Des mesures ancrées à droite
On aurait pu attendre du Sénat qu’il nettoie la loi de tout le fatras nationaliste qui a tant occupé l’Assemblée pendant les premiers jours du débat. Il n’en est rien. Le Sénat s’est juste attaché à réduire les coûts. Ainsi il n’y aura plus « présence » des drapeaux français et européen dans chaque salle de classe. Une simple affiche remplacera les drapeaux pour « réduire les coûts » (amendement 2). Chaque salle de classe n’aura pas à afficher une carte , « une dépense coûteuse » pour J Grosperrin (n°172). Un amendement socialiste avait demandé la suppression des drapeaux, il est écarté.
Plus significative est la suppression de la mention « parent 1 parent 2 », tendant à adapter les formulaires à tous les couples, prévue par les amendements Brisson (18) et Mélot (indépendante) (50).
L’amendement de Mme Blondin (PS) prévoyant de lutter contre la discrimination dont sont victimes les enfants étrangers pour l’accès à l’école (n°177) a été aussi rejeté. Max Brisson a fait adopter aussi un amendement (n°11) supprimant la procédure d’inscription d’urgence sur la liste scolaire prévue par la loi, procédure visant à lutter contre cette même discrimination. La commission a aussi écarté la création d’un numéro d’identification des enfants permettant de lutter contre la non scolarisation.
Elle a adopté un amendement de Philippe Mouiller (LR) (n°123) visant à limiter l’aide personnelle aux enfants handicapés. Un amendement de M Blondin (n°269) visant à supprimer les PIAL a été rejeté.
La commission n’a pas touché aux EPLEI, ces établissements d’élite créés par la loi Blanquer. Elle a par contre écarté un amendement de M Grand (LR) demandant qu’il y ait un quota d’élèves venant de l’éducation prioritaire. Les EPLEI recruteront dès le primaire les élèves sur la base de leur niveau en langue étrangère, un critère très sélectif socialement.
Le CNESCO supprimé
On aurait pu attendre du Sénat, qui y était représenté, un soutien au Cnesco. Un amendement Lepage (PS) et un autre du sénateur LR Karoutchi demandait la suppression du Conseil d’évaluation de l’école créé par la loi Blanquer et donc le maintien du Cnesco.
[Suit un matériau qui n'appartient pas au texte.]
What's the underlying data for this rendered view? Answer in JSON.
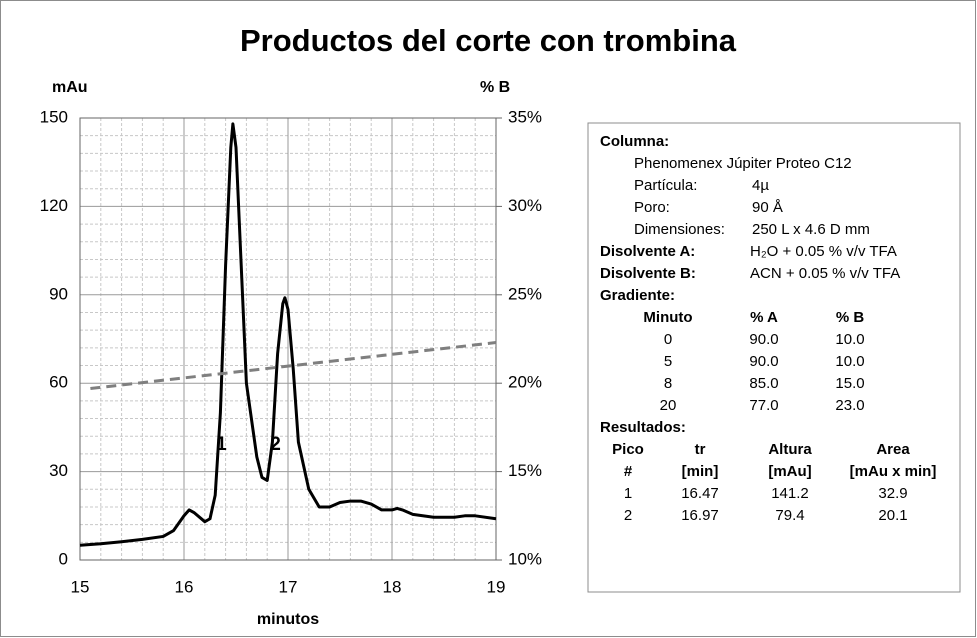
{
  "chart_data": {
    "type": "line",
    "title": "Productos del corte con trombina",
    "y_label": "mAu",
    "y2_label": "% B",
    "x_label": "minutos",
    "xlim": [
      15,
      19
    ],
    "xticks": [
      15,
      16,
      17,
      18,
      19
    ],
    "ylim": [
      0,
      150
    ],
    "yticks": [
      0,
      30,
      60,
      90,
      120,
      150
    ],
    "y2lim": [
      10,
      35
    ],
    "y2ticks": [
      {
        "value": 10,
        "label": "10%"
      },
      {
        "value": 15,
        "label": "15%"
      },
      {
        "value": 20,
        "label": "20%"
      },
      {
        "value": 25,
        "label": "25%"
      },
      {
        "value": 30,
        "label": "30%"
      },
      {
        "value": 35,
        "label": "35%"
      }
    ],
    "grid": true,
    "series": [
      {
        "color": "#000000",
        "x": [
          15.0,
          15.2,
          15.4,
          15.6,
          15.8,
          15.9,
          16.0,
          16.05,
          16.1,
          16.2,
          16.25,
          16.3,
          16.35,
          16.4,
          16.45,
          16.47,
          16.5,
          16.55,
          16.6,
          16.7,
          16.75,
          16.8,
          16.85,
          16.9,
          16.95,
          16.97,
          17.0,
          17.05,
          17.1,
          17.2,
          17.3,
          17.4,
          17.5,
          17.6,
          17.7,
          17.8,
          17.9,
          18.0,
          18.05,
          18.1,
          18.2,
          18.4,
          18.6,
          18.7,
          18.8,
          19.0
        ],
        "values": [
          5,
          5.5,
          6.2,
          7,
          8,
          10,
          15,
          17,
          16,
          13,
          14,
          22,
          50,
          100,
          140,
          148,
          140,
          100,
          60,
          35,
          28,
          27,
          40,
          70,
          87,
          89,
          85,
          65,
          40,
          24,
          18,
          18,
          19.5,
          20,
          20,
          19,
          17,
          17,
          17.5,
          17,
          15.5,
          14.5,
          14.5,
          15,
          15,
          14
        ]
      },
      {
        "color": "#7f7f7f",
        "dash": true,
        "axis": "y2",
        "x": [
          15.1,
          19.0
        ],
        "values": [
          19.7,
          22.3
        ]
      }
    ],
    "annotations": [
      {
        "text": "1",
        "x": 16.36,
        "y": 39
      },
      {
        "text": "2",
        "x": 16.88,
        "y": 39
      }
    ]
  },
  "info": {
    "column": {
      "label": "Columna:",
      "name": "Phenomenex Júpiter Proteo C12",
      "specs": [
        [
          "Partícula:",
          "4µ"
        ],
        [
          "Poro:",
          "90 Å"
        ],
        [
          "Dimensiones:",
          "250 L x 4.6 D mm"
        ]
      ]
    },
    "solvents": [
      [
        "Disolvente A:",
        "H₂O + 0.05 % v/v TFA"
      ],
      [
        "Disolvente B:",
        "ACN + 0.05 % v/v TFA"
      ]
    ],
    "gradient": {
      "label": "Gradiente:",
      "header": [
        "Minuto",
        "% A",
        "% B"
      ],
      "rows": [
        [
          "0",
          "90.0",
          "10.0"
        ],
        [
          "5",
          "90.0",
          "10.0"
        ],
        [
          "8",
          "85.0",
          "15.0"
        ],
        [
          "20",
          "77.0",
          "23.0"
        ]
      ]
    },
    "results": {
      "label": "Resultados:",
      "header": [
        [
          "Pico",
          "tr",
          "Altura",
          "Area"
        ],
        [
          "#",
          "[min]",
          "[mAu]",
          "[mAu x min]"
        ]
      ],
      "rows": [
        [
          "1",
          "16.47",
          "141.2",
          "32.9"
        ],
        [
          "2",
          "16.97",
          "79.4",
          "20.1"
        ]
      ]
    }
  }
}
Ils ont été écartés par la commission. Un amendement de M Brisson (205) modifie la composition du CEE » afin de réduire la dépendance de ses membres vis-à-vis du ministre chargé de l’éducation nationale et, plus largement, du Gouvernement ». Mais dans sa nouvelle composition, le parti au pouvoir nomme encore la grande majorité de ses membres.
Quel avenir pour le texte ?
Sur les points qui concernent le métier enseignant, le Sénat n’aura aucun mal à trouver un compromis avec le gouvernement. Dans ses ouvrages, JM Blanquer a défendu les mêmes propositions. Dans les cas concrets de discrimination pur l’inscription scolaire, il s’est bien gardé d’intervenir, comme on l’a vu dans le scandale de Chilly Mazarin en octobre 2018, alors même que la majorité venait de faire adopter une loi proposée par la député LREM AC Lang, la future rapporteure de la loi Blanquer à l’Assemblée…
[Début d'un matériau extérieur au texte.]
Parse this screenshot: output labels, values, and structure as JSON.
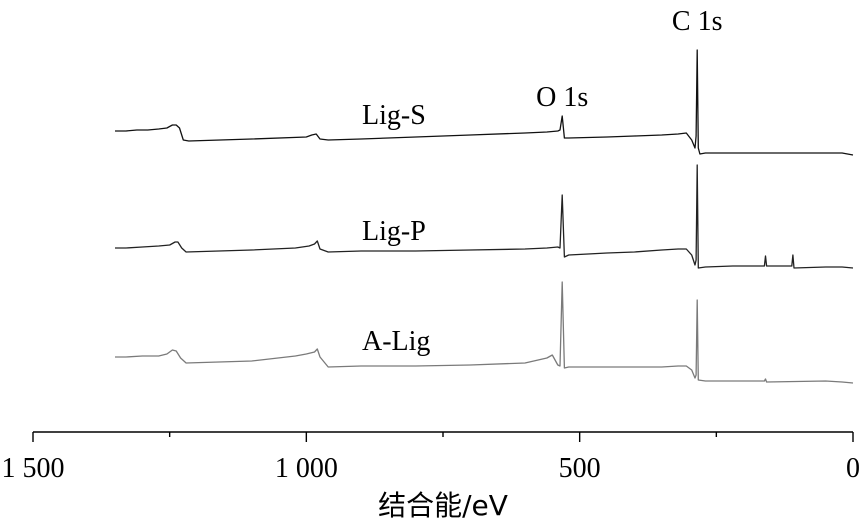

Les points d’opposition portent sur l’EPSF, la prise en charge financière des maternelles privées et la réforme territoriale. Le rapporteur de la loi devant la Commission semblait confiant dans un compromis. Dans cette perspective la loi pourrait entrer en application très rapidement, peut-être à la rentrée. La seule inconnue c’est la mobilisation montante chez les enseignants, particulièrement dans le primaire, que le Sénat a choisi d’ignorer. La loi sera examinée par le Sénat du 14 au 16 mai.